The article compares the fuel consumption and power cost for different energy source combinations at different SOC ranges (aggressive: 0.2–0.8, conservative: 0.5–0.6) for different driving cycles. The simulation results have revealed that fuel consumption of the aggressive SOC range at a power-source combination of (200,150) (battery size [unit], fuel cell size [kW]) is approximately 3.8 times higher than that of the conservative SOC range for the same driving cycle.

(2)

To find the effective power-source combinations, based on the entire vehicle powertrain model, PMP optimal control was used to determine the power-source size according to the minimum fuel consumption corresponding to the optimal power output of the FCHV at the time of calculation. The simulation results have shown that the power-source size is positively correlated with fuel consumption for the same driving cycle and SOC range, and the effect of fuel cell size on fuel consumption is more significant than that of the battery.
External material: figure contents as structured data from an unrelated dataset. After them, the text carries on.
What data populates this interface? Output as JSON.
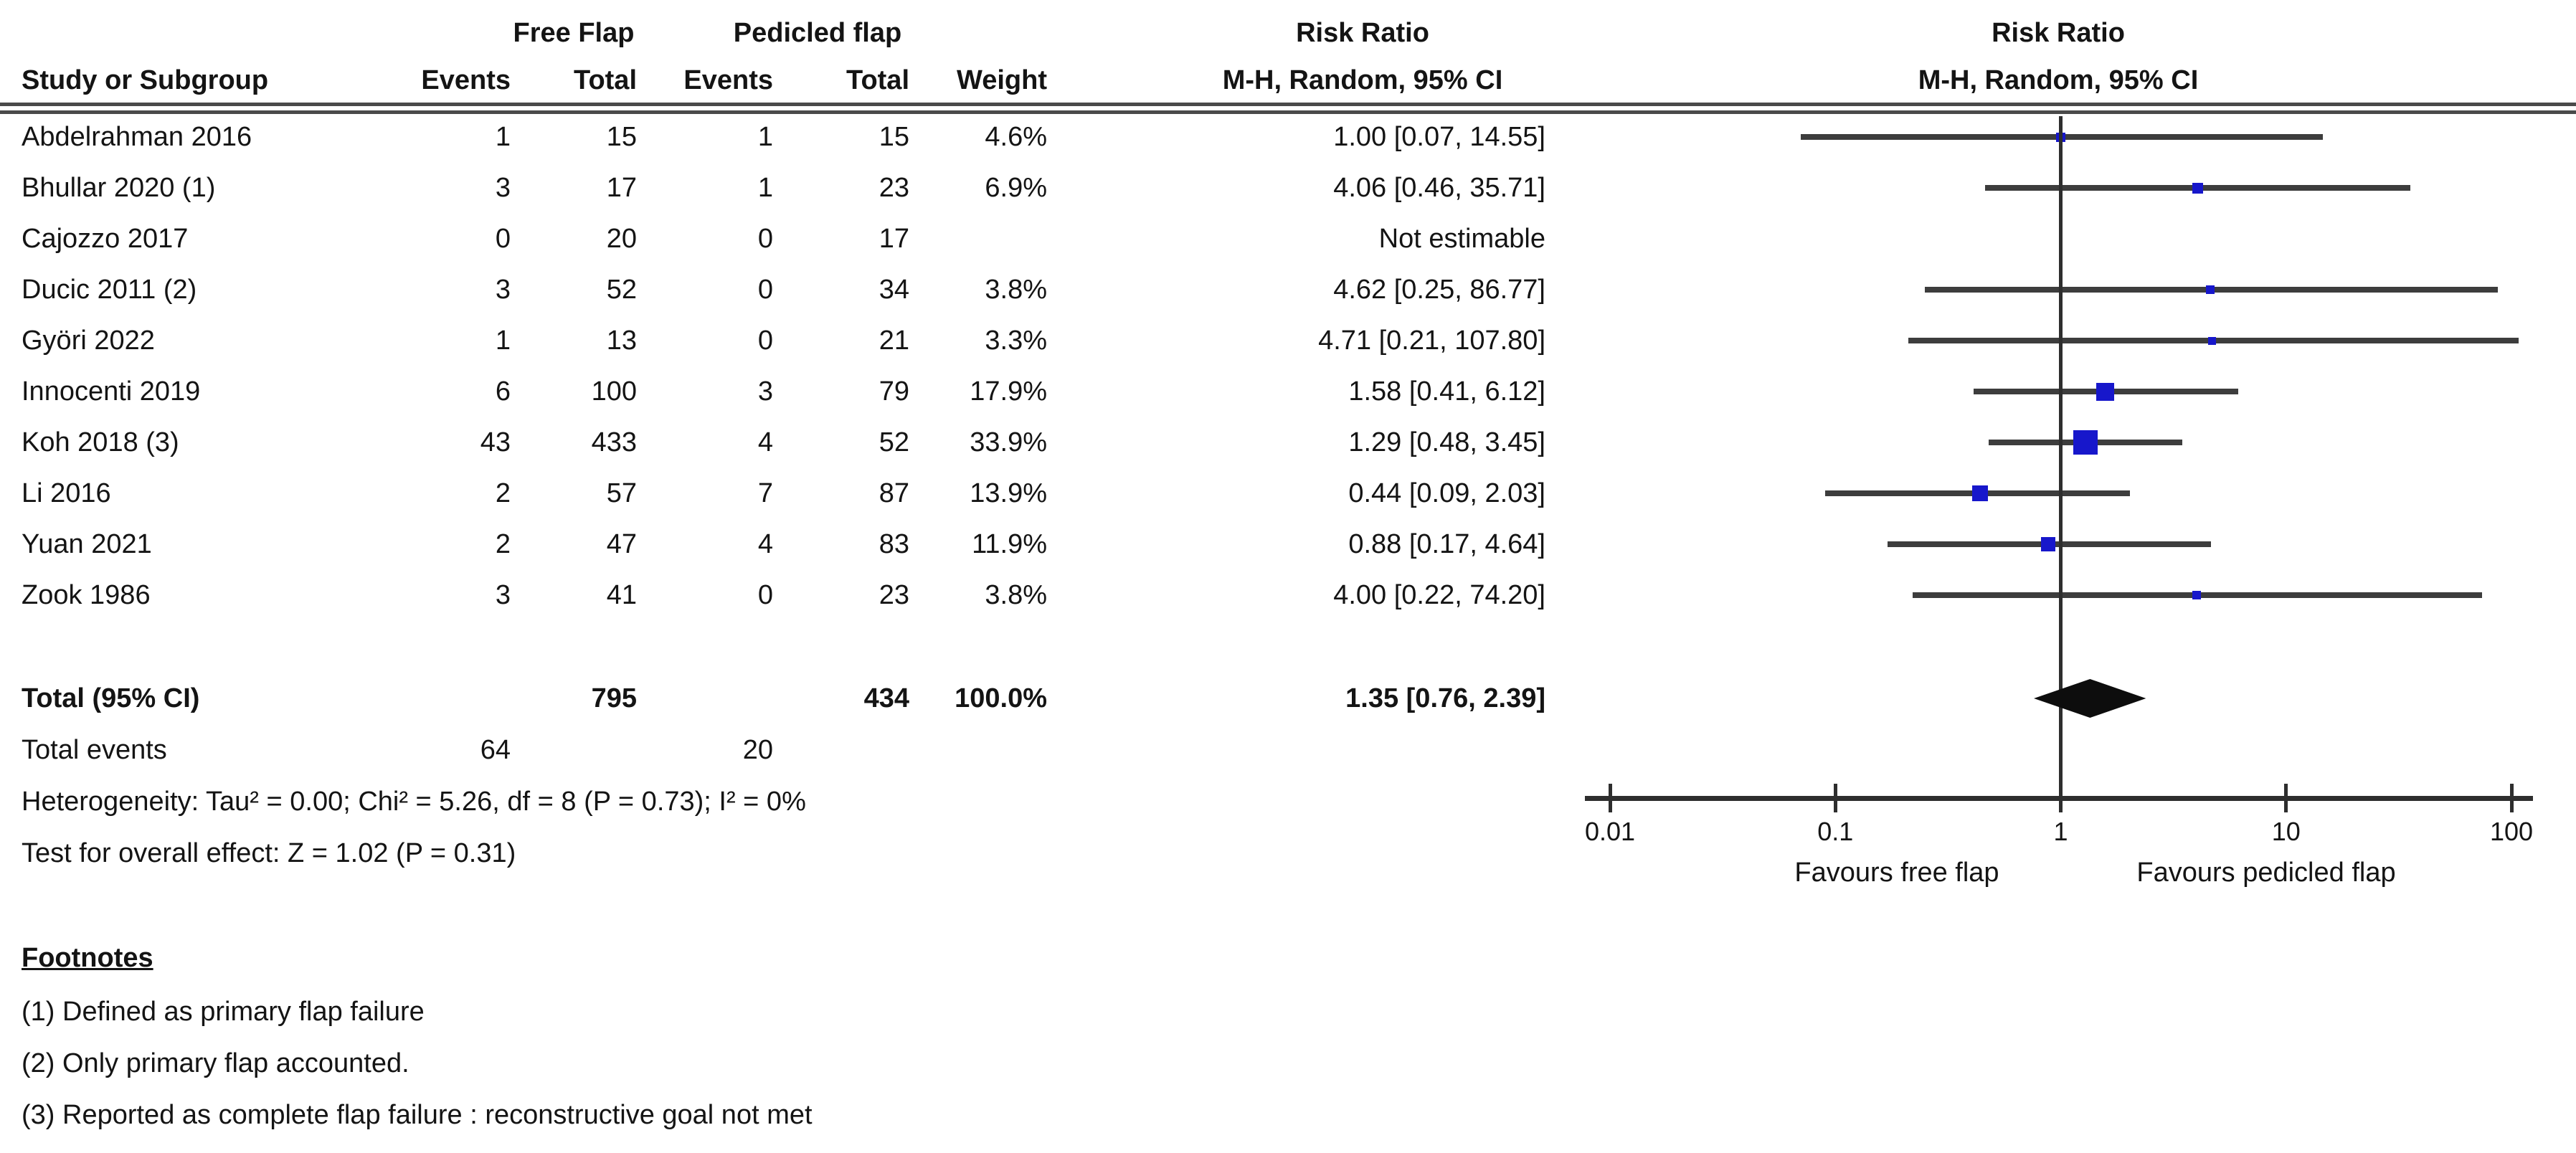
{
  "header": {
    "col_study": "Study or Subgroup",
    "group1": "Free Flap",
    "group2": "Pedicled flap",
    "col_events": "Events",
    "col_total": "Total",
    "col_weight": "Weight",
    "stat_col_title": "Risk Ratio",
    "stat_col_sub": "M-H, Random, 95% CI",
    "plot_col_title": "Risk Ratio",
    "plot_col_sub": "M-H, Random, 95% CI"
  },
  "chart_data": {
    "type": "forest",
    "effect_measure": "Risk Ratio",
    "method": "Mantel-Haenszel, Random effects, 95% CI",
    "studies": [
      {
        "name": "Abdelrahman 2016",
        "events1": 1,
        "total1": 15,
        "events2": 1,
        "total2": 15,
        "weight": "4.6%",
        "weight_pct": 4.6,
        "ci_label": "1.00 [0.07, 14.55]",
        "rr": 1.0,
        "lo": 0.07,
        "hi": 14.55,
        "estimable": true
      },
      {
        "name": "Bhullar 2020 (1)",
        "events1": 3,
        "total1": 17,
        "events2": 1,
        "total2": 23,
        "weight": "6.9%",
        "weight_pct": 6.9,
        "ci_label": "4.06 [0.46, 35.71]",
        "rr": 4.06,
        "lo": 0.46,
        "hi": 35.71,
        "estimable": true
      },
      {
        "name": "Cajozzo 2017",
        "events1": 0,
        "total1": 20,
        "events2": 0,
        "total2": 17,
        "weight": "",
        "weight_pct": 0,
        "ci_label": "Not estimable",
        "rr": null,
        "lo": null,
        "hi": null,
        "estimable": false
      },
      {
        "name": "Ducic 2011 (2)",
        "events1": 3,
        "total1": 52,
        "events2": 0,
        "total2": 34,
        "weight": "3.8%",
        "weight_pct": 3.8,
        "ci_label": "4.62 [0.25, 86.77]",
        "rr": 4.62,
        "lo": 0.25,
        "hi": 86.77,
        "estimable": true
      },
      {
        "name": "Györi 2022",
        "events1": 1,
        "total1": 13,
        "events2": 0,
        "total2": 21,
        "weight": "3.3%",
        "weight_pct": 3.3,
        "ci_label": "4.71 [0.21, 107.80]",
        "rr": 4.71,
        "lo": 0.21,
        "hi": 107.8,
        "estimable": true
      },
      {
        "name": "Innocenti 2019",
        "events1": 6,
        "total1": 100,
        "events2": 3,
        "total2": 79,
        "weight": "17.9%",
        "weight_pct": 17.9,
        "ci_label": "1.58 [0.41, 6.12]",
        "rr": 1.58,
        "lo": 0.41,
        "hi": 6.12,
        "estimable": true
      },
      {
        "name": "Koh 2018 (3)",
        "events1": 43,
        "total1": 433,
        "events2": 4,
        "total2": 52,
        "weight": "33.9%",
        "weight_pct": 33.9,
        "ci_label": "1.29 [0.48, 3.45]",
        "rr": 1.29,
        "lo": 0.48,
        "hi": 3.45,
        "estimable": true
      },
      {
        "name": "Li 2016",
        "events1": 2,
        "total1": 57,
        "events2": 7,
        "total2": 87,
        "weight": "13.9%",
        "weight_pct": 13.9,
        "ci_label": "0.44 [0.09, 2.03]",
        "rr": 0.44,
        "lo": 0.09,
        "hi": 2.03,
        "estimable": true
      },
      {
        "name": "Yuan 2021",
        "events1": 2,
        "total1": 47,
        "events2": 4,
        "total2": 83,
        "weight": "11.9%",
        "weight_pct": 11.9,
        "ci_label": "0.88 [0.17, 4.64]",
        "rr": 0.88,
        "lo": 0.17,
        "hi": 4.64,
        "estimable": true
      },
      {
        "name": "Zook 1986",
        "events1": 3,
        "total1": 41,
        "events2": 0,
        "total2": 23,
        "weight": "3.8%",
        "weight_pct": 3.8,
        "ci_label": "4.00 [0.22, 74.20]",
        "rr": 4.0,
        "lo": 0.22,
        "hi": 74.2,
        "estimable": true
      }
    ],
    "total": {
      "label": "Total (95% CI)",
      "total1": 795,
      "total2": 434,
      "weight": "100.0%",
      "ci_label": "1.35 [0.76, 2.39]",
      "rr": 1.35,
      "lo": 0.76,
      "hi": 2.39
    },
    "total_events": {
      "label": "Total events",
      "events1": 64,
      "events2": 20
    },
    "heterogeneity": "Heterogeneity: Tau² = 0.00; Chi² = 5.26, df = 8 (P = 0.73); I² = 0%",
    "overall_effect": "Test for overall effect: Z = 1.02 (P = 0.31)",
    "axis": {
      "scale": "log",
      "min": 0.01,
      "max": 100,
      "ticks": [
        0.01,
        0.1,
        1,
        10,
        100
      ],
      "tick_labels": [
        "0.01",
        "0.1",
        "1",
        "10",
        "100"
      ],
      "null_line": 1
    },
    "favours_left": "Favours free flap",
    "favours_right": "Favours pedicled flap",
    "colors": {
      "square": "#1717cb",
      "ci_line": "#3d3d3d",
      "diamond": "#0d0d0d",
      "axis": "#2e2e2e"
    }
  },
  "footnotes": {
    "heading": "Footnotes",
    "items": [
      "(1) Defined as primary flap failure",
      "(2) Only primary flap accounted.",
      "(3) Reported as complete flap failure : reconstructive goal not met"
    ]
  }
}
In conclusion, this paper based on the Pontryagin’s Minimize Principle derived the new effective power size map, and in order to achieve good fuel economy, the power-source combination needs to be selected in the region of high-efficiency power-source size, which provides a feasible method for other power-source combination selections.

In the future, we will consider the impact of different battery sizes and fuel cells on fuel consumption after degradation in our next project. In addition, temperature changes will affect the power output of the battery, and this factor will be considered in the energy management strategy study in our future work.